Why We Need the ERA:

We need the ERA to affirm constitutionally that the bedrock principles of our democracy – “all men are created equal,” “liberty and justice for all,” “equal justice under law,” “government of the people, by the people, and for the people” – apply equally to women.

  • It is necessary to have specific language in the Constitution affirming the principle of equal rights on the basis of sex because for more than two centuries, women have had to fight long and hard political battles to win rights that men (at first certain white men, eventually all men) possessed automatically because they were male. The first – and still the only – right that the Constitution specifically affirms equally for women and men is the right to vote. Alice Paul introduced the ERA in 1923 to expand that affirmation to all the rights guaranteed by the Constitution.
  • The practical effect of this amendment would be seen most clearly in court deliberations on cases of sex discrimination. For the first time, “sex” would be a suspect classification requiring the same high level of “strict scrutiny” and having to meet the same high level of justification – a “necessary” relation to a “compelling” state interest – that the classification of race currently requires.
  • We need the ERA to clarify the law for the lower courts, whose decisions still reflect confusion and inconsistency about how to deal with sex discrimination claims. If the ERA were in the Constitution, it would in many cases influence the tone of legal reasoning and decisions regarding women’s equal rights, producing over time a cumulative positive effect.
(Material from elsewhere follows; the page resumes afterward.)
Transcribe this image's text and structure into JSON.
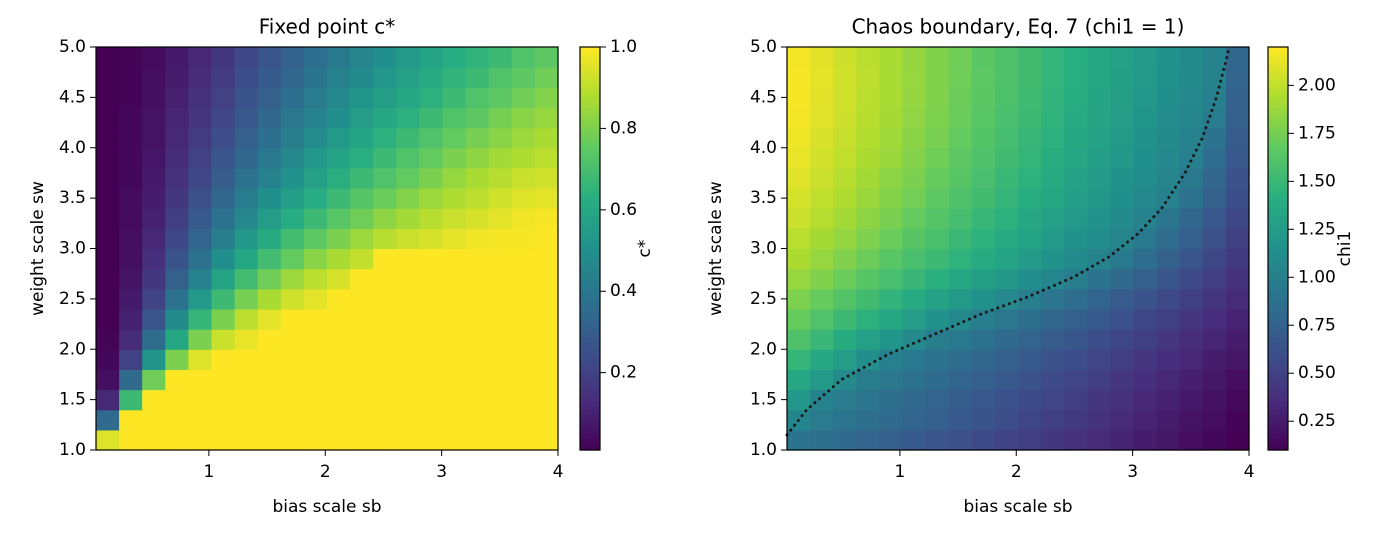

We need the ERA to prevent a rollback of women’s rights by conservative/reactionary political votes, and to promote laws and court decisions that fairly take into account women’s as well as men’s experiences.
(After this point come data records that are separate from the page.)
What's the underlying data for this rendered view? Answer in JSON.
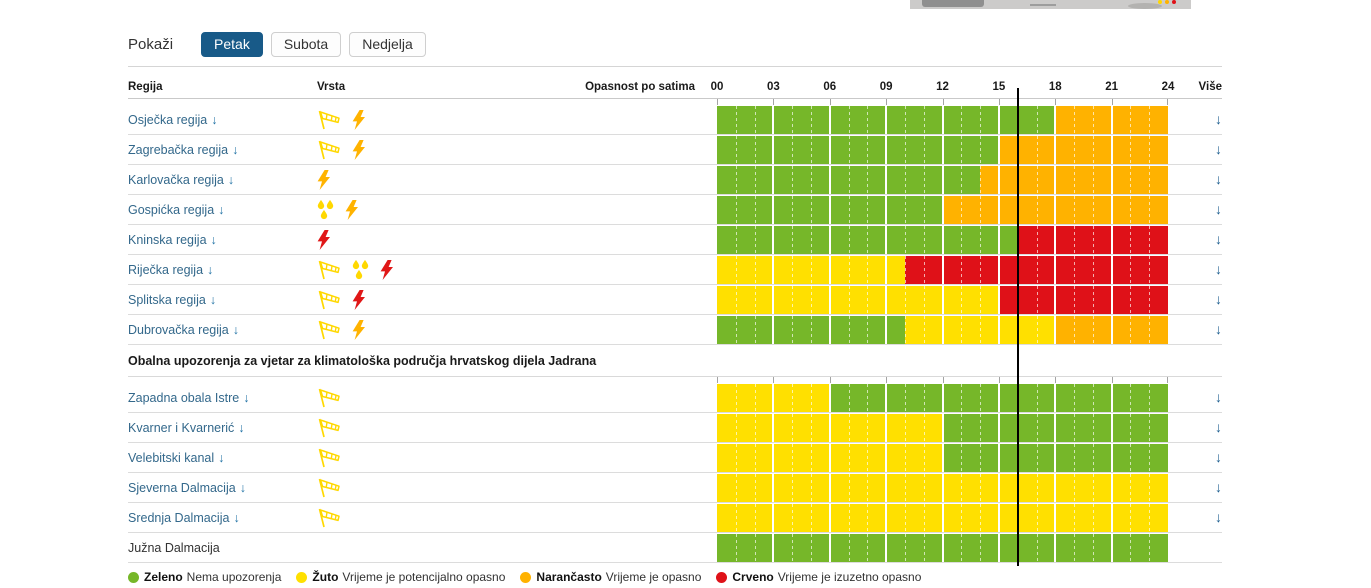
{
  "controls": {
    "show_label": "Pokaži"
  },
  "tabs": [
    {
      "label": "Petak",
      "active": true
    },
    {
      "label": "Subota",
      "active": false
    },
    {
      "label": "Nedjelja",
      "active": false
    }
  ],
  "table": {
    "headers": {
      "region": "Regija",
      "type": "Vrsta",
      "hours": "Opasnost po satima",
      "more": "Više"
    },
    "hour_ticks": [
      "00",
      "03",
      "06",
      "09",
      "12",
      "15",
      "18",
      "21",
      "24"
    ]
  },
  "current_time_hour": 16,
  "colors": {
    "green": "#76b729",
    "yellow": "#ffe000",
    "orange": "#ffb200",
    "red": "#df1118",
    "icon_yellow": "#ffd800",
    "icon_orange": "#ffb300",
    "icon_red": "#e01717",
    "tab_active": "#185a88",
    "link": "#33688b",
    "link_arrow": "#2374a6",
    "more_arrow": "#1d5e90"
  },
  "main_rows": [
    {
      "name": "Osječka regija",
      "link": true,
      "icons": [
        {
          "type": "windsock",
          "color": "icon_yellow"
        },
        {
          "type": "lightning",
          "color": "icon_orange"
        }
      ],
      "segments": [
        {
          "from": 0,
          "to": 18,
          "level": "green"
        },
        {
          "from": 18,
          "to": 24,
          "level": "orange"
        }
      ]
    },
    {
      "name": "Zagrebačka regija",
      "link": true,
      "icons": [
        {
          "type": "windsock",
          "color": "icon_yellow"
        },
        {
          "type": "lightning",
          "color": "icon_orange"
        }
      ],
      "segments": [
        {
          "from": 0,
          "to": 15,
          "level": "green"
        },
        {
          "from": 15,
          "to": 24,
          "level": "orange"
        }
      ]
    },
    {
      "name": "Karlovačka regija",
      "link": true,
      "icons": [
        {
          "type": "lightning",
          "color": "icon_orange"
        }
      ],
      "segments": [
        {
          "from": 0,
          "to": 14,
          "level": "green"
        },
        {
          "from": 14,
          "to": 24,
          "level": "orange"
        }
      ]
    },
    {
      "name": "Gospićka regija",
      "link": true,
      "icons": [
        {
          "type": "rain",
          "color": "icon_yellow"
        },
        {
          "type": "lightning",
          "color": "icon_orange"
        }
      ],
      "segments": [
        {
          "from": 0,
          "to": 12,
          "level": "green"
        },
        {
          "from": 12,
          "to": 24,
          "level": "orange"
        }
      ]
    },
    {
      "name": "Kninska regija",
      "link": true,
      "icons": [
        {
          "type": "lightning",
          "color": "icon_red"
        }
      ],
      "segments": [
        {
          "from": 0,
          "to": 16,
          "level": "green"
        },
        {
          "from": 16,
          "to": 24,
          "level": "red"
        }
      ]
    },
    {
      "name": "Riječka regija",
      "link": true,
      "icons": [
        {
          "type": "windsock",
          "color": "icon_yellow"
        },
        {
          "type": "rain",
          "color": "icon_yellow"
        },
        {
          "type": "lightning",
          "color": "icon_red"
        }
      ],
      "segments": [
        {
          "from": 0,
          "to": 10,
          "level": "yellow"
        },
        {
          "from": 10,
          "to": 24,
          "level": "red"
        }
      ]
    },
    {
      "name": "Splitska regija",
      "link": true,
      "icons": [
        {
          "type": "windsock",
          "color": "icon_yellow"
        },
        {
          "type": "lightning",
          "color": "icon_red"
        }
      ],
      "segments": [
        {
          "from": 0,
          "to": 15,
          "level": "yellow"
        },
        {
          "from": 15,
          "to": 24,
          "level": "red"
        }
      ]
    },
    {
      "name": "Dubrovačka regija",
      "link": true,
      "icons": [
        {
          "type": "windsock",
          "color": "icon_yellow"
        },
        {
          "type": "lightning",
          "color": "icon_orange"
        }
      ],
      "segments": [
        {
          "from": 0,
          "to": 10,
          "level": "green"
        },
        {
          "from": 10,
          "to": 18,
          "level": "yellow"
        },
        {
          "from": 18,
          "to": 24,
          "level": "orange"
        }
      ]
    }
  ],
  "section_title": "Obalna upozorenja za vjetar za klimatološka područja hrvatskog dijela Jadrana",
  "coastal_rows": [
    {
      "name": "Zapadna obala Istre",
      "link": true,
      "icons": [
        {
          "type": "windsock",
          "color": "icon_yellow"
        }
      ],
      "segments": [
        {
          "from": 0,
          "to": 6,
          "level": "yellow"
        },
        {
          "from": 6,
          "to": 24,
          "level": "green"
        }
      ]
    },
    {
      "name": "Kvarner i Kvarnerić",
      "link": true,
      "icons": [
        {
          "type": "windsock",
          "color": "icon_yellow"
        }
      ],
      "segments": [
        {
          "from": 0,
          "to": 12,
          "level": "yellow"
        },
        {
          "from": 12,
          "to": 24,
          "level": "green"
        }
      ]
    },
    {
      "name": "Velebitski kanal",
      "link": true,
      "icons": [
        {
          "type": "windsock",
          "color": "icon_yellow"
        }
      ],
      "segments": [
        {
          "from": 0,
          "to": 12,
          "level": "yellow"
        },
        {
          "from": 12,
          "to": 24,
          "level": "green"
        }
      ]
    },
    {
      "name": "Sjeverna Dalmacija",
      "link": true,
      "icons": [
        {
          "type": "windsock",
          "color": "icon_yellow"
        }
      ],
      "segments": [
        {
          "from": 0,
          "to": 24,
          "level": "yellow"
        }
      ]
    },
    {
      "name": "Srednja Dalmacija",
      "link": true,
      "icons": [
        {
          "type": "windsock",
          "color": "icon_yellow"
        }
      ],
      "segments": [
        {
          "from": 0,
          "to": 24,
          "level": "yellow"
        }
      ]
    },
    {
      "name": "Južna Dalmacija",
      "link": false,
      "icons": [],
      "segments": [
        {
          "from": 0,
          "to": 24,
          "level": "green"
        }
      ]
    }
  ],
  "legend": [
    {
      "name": "Zeleno",
      "desc": "Nema upozorenja",
      "level": "green"
    },
    {
      "name": "Žuto",
      "desc": "Vrijeme je potencijalno opasno",
      "level": "yellow"
    },
    {
      "name": "Narančasto",
      "desc": "Vrijeme je opasno",
      "level": "orange"
    },
    {
      "name": "Crveno",
      "desc": "Vrijeme je izuzetno opasno",
      "level": "red"
    }
  ]
}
  • Aren’t there already enough legal prohibitions of sex discrimination – the Equal Pay Act, Title VII and Title IX of the 1964 Civil Rights Act, the Pregnancy Discrimination Act, Supreme Court decisions based on the 14th Amendment’s equal protection clause, and more? Why are there still people saying, as Alice Paul did in 1923, “We shall not be safe until the principle of equal rights is written into the framework of our government”?
  • The need for the ERA can be expressed simply as a warning. Unless we put into the Constitution the bedrock principle that equality of rights cannot be denied or abridged on account of sex, the political and judicial victories women have achieved with their blood, sweat, and tears for the past two centuries are vulnerable to erosion or reversal at any time – now or in the future.
  • Congress has the power to make laws that replace existing laws – and to do so by a simple majority. Therefore, many of the current legal protections against sex discrimination can be removed by the margin of a single vote. While courts in the near term would still apply skeptical scrutiny to laws that differentiate on the basis of sex, that precedent could be undermined or eventually ignored by future conservative or reactionary courts. With a specific constitutional guarantee of equal rights through the Equal Rights Amendment, it would be much harder for legislators and courts to reverse our progress in eliminating sex discrimination.

We need the ERA to improve the standing of the United States globally with respect to equal justice under law. The governing documents of many other countries specifically affirm legal equality of the sexes (however less than perfect that ideal may be implemented).

We need the ERA to move beyond the struggle for it. We need to free the energies of the women and men who have spent countless hours, years, and even lifetimes working for this basic human right of equal constitutional protection. When we can redirect that energy and those resources to work on the many other challenges we face in common, we will truly have fulfilled the vision of suffragist leader and ERA author Alice Paul.